As a skilled debater with ‘a tremendous gift of making a strong political point very simply’, she was a voice of reason on successive federal budgets under Prime Minister Malcolm Fraser. Her colleagues recalled: ‘She [was] able to convince Cabinet what would fly and what wouldn’t, what they could get away with and what they couldn’t.’
The media struggled to pigeonhole her. She was a mother of three, but also a minister with responsibility for an entire government department. She did house work, but she was also in Cabinet. She was labelled the ‘Iron Butterfly’ and compared to Margaret Thatcher, but she felt the description ‘hard woman’ was unfair and inaccurate.
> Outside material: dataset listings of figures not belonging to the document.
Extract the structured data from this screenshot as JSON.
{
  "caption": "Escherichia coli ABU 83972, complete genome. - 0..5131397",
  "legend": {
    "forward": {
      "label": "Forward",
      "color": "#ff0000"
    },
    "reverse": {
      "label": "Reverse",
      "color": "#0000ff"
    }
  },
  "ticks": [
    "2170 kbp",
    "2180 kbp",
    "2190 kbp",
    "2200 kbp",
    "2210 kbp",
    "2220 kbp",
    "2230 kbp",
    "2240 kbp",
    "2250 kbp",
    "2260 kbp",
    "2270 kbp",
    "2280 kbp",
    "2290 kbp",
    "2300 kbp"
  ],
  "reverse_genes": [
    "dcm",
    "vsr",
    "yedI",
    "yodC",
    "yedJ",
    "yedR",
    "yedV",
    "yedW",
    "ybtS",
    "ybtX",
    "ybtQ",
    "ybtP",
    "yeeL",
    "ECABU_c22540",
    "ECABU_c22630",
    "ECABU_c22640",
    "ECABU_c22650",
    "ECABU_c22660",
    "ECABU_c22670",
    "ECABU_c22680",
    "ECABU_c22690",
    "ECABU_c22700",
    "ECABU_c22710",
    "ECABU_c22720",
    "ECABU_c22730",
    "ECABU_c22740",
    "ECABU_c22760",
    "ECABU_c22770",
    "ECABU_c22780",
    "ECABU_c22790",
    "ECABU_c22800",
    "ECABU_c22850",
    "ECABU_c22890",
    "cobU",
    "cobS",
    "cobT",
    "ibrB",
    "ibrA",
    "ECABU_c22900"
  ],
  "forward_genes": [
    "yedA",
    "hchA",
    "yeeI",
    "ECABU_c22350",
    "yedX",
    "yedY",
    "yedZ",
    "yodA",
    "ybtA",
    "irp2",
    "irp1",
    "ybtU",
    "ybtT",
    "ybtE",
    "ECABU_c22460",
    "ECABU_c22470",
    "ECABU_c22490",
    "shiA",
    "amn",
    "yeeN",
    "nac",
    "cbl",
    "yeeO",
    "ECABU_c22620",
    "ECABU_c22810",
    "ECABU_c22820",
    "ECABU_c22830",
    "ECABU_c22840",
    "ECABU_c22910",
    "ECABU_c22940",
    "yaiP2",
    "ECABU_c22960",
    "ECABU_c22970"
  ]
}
Her performance in parliament over 16 years set the standard for other aspiring politicians—male and female—to follow.
[I] was often asked whether I was the first woman doing this or that. I always said that I thought that was not important. What was important was that I not be the last woman to have the opportunity...Margaret Guilfoyle
“My illustration of Margaret was influenced by my Japanese heritage and its graphic style. I found some news photography in which she was wearing 1970s fashion which inspired the background design and included the numbers to represent her role as Finance Minister.”